In stage 3, static image inference can be categorized in object classification, where abundant impressive models can be found. ResNet[11] and VGG[12] are both commonly used backbone network that once achieved great performance in ImageNet Competition[13]. We shall evaluate the performance of apply classification algorithm to the joints from stage 2, or apply to the hands from stage 1, and even from a concatenation of both. With regard to video inference, fewer excellent works in 2D dynamic pose have been done and thus more innovation will be involved. Our present intuition is to refer to the existing depth method based on traditional Computer Vision method[14], and then compromise with deep learning approach. Due to uncertainty on the feasibility, we might look for other approaches later on.

Evaluation and Metrics

The evaluation method we will be using on the first stage will be mean Average Precision(mAP).
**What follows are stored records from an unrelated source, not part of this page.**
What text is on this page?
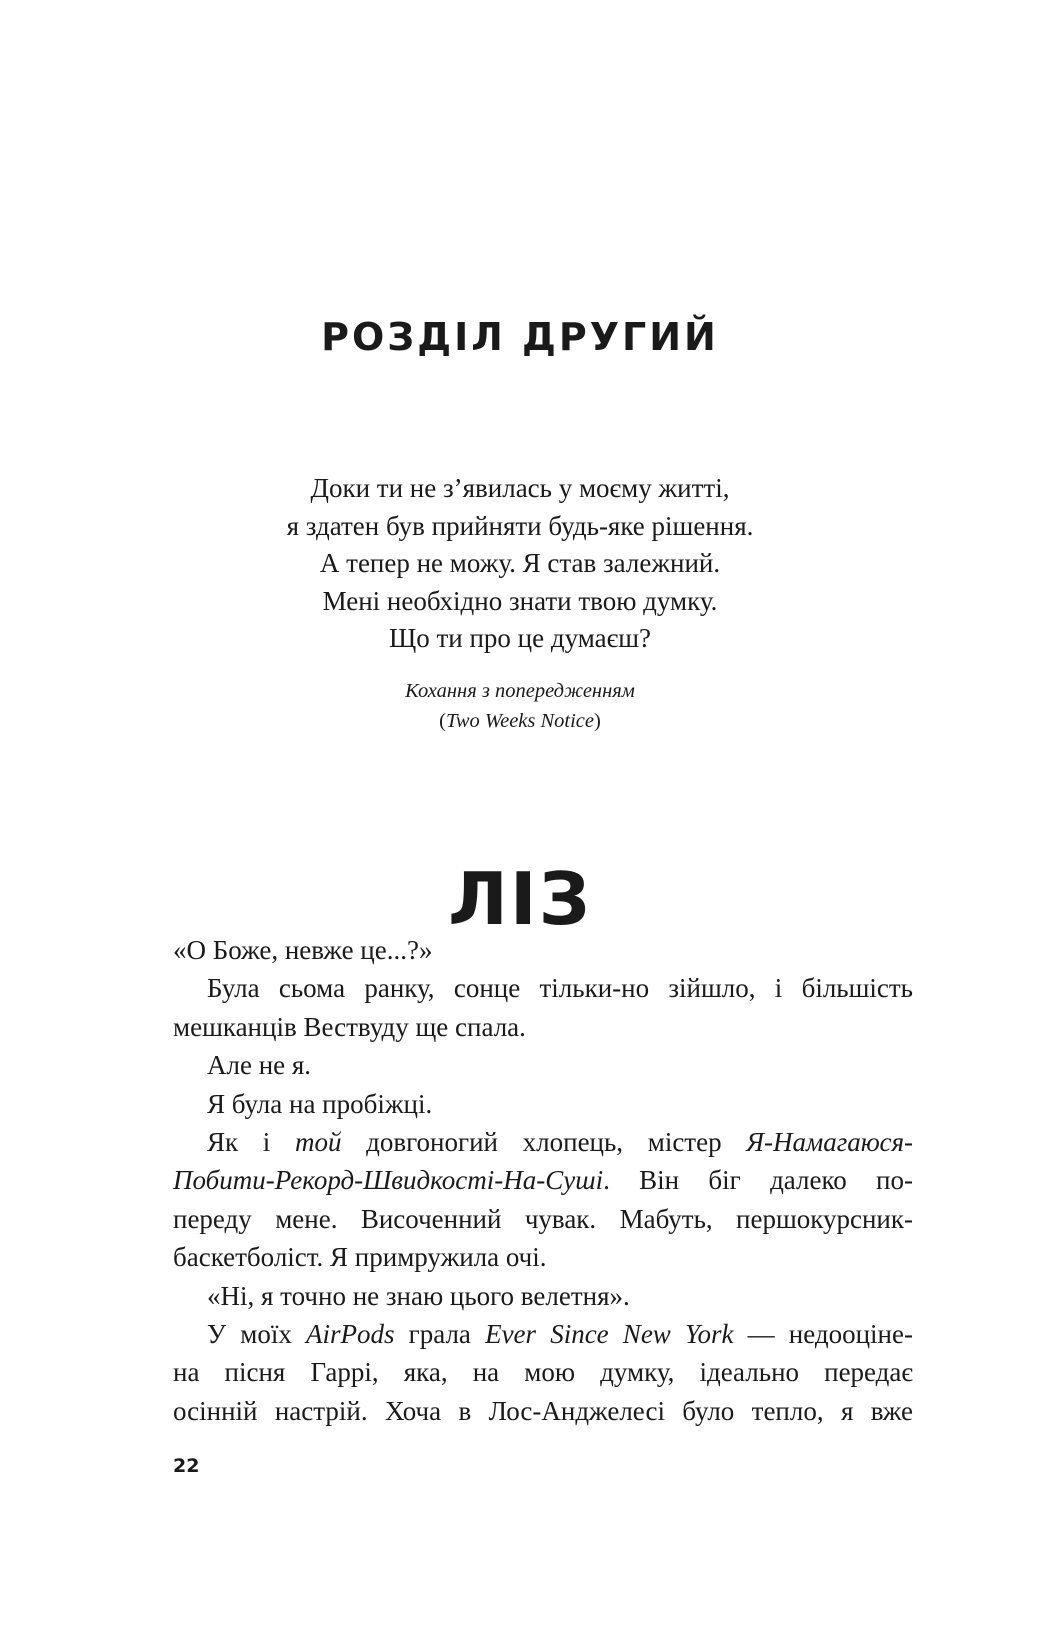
РОЗДІЛ ДРУГИЙ
Доки ти не з’явилась у моєму житті,
я здатен був прийняти будь-яке рішення.
А тепер не можу. Я став залежний.
Мені необхідно знати твою думку.
Що ти про це думаєш?
Кохання з попередженням
(Two Weeks Notice)
ЛІЗ
«О Боже, невже це...?»
Була сьома ранку, сонце тільки-но зійшло, і більшість
мешканців Вествуду ще спала.
Але не я.
Я була на пробіжці.
Як і той довгоногий хлопець, містер Я-Намагаюся-
Побити-Рекорд-Швидкості-На-Суші. Він біг далеко по-
переду мене. Височенний чувак. Мабуть, першокурсник-
баскетболіст. Я примружила очі.
«Ні, я точно не знаю цього велетня».
У моїх AirPods грала Ever Since New York — недооціне-
на пісня Гаррі, яка, на мою думку, ідеально передає
осінній настрій. Хоча в Лос-Анджелесі було тепло, я вже
22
It calculates the .a widely accepted approach for horizontal comparisons. On the second stage, we plan to apply Object Keypoint Similarity(OKS)[15], with the formula

OKS= Σ_i [exp(-〖d_i〗^2/2s^2 )δ(v_i>0)]/Σ_i [δ(v_i>0)]

where d_iis the L2 Distance between ground truth and prediction, s^ is an object scaled factor, v indicates whether the keypoint is labelled and visible(not occluded) or not, and i denotes the index of joint. The third stage is a classification problem, and we will use softmax cross-entropy method to calculate the loss.

Apart from calculating the loss, we may also do visual judgement to justify the accuracy of model’s inference, since loss in same quantity can result from predictions with different levels of distortion.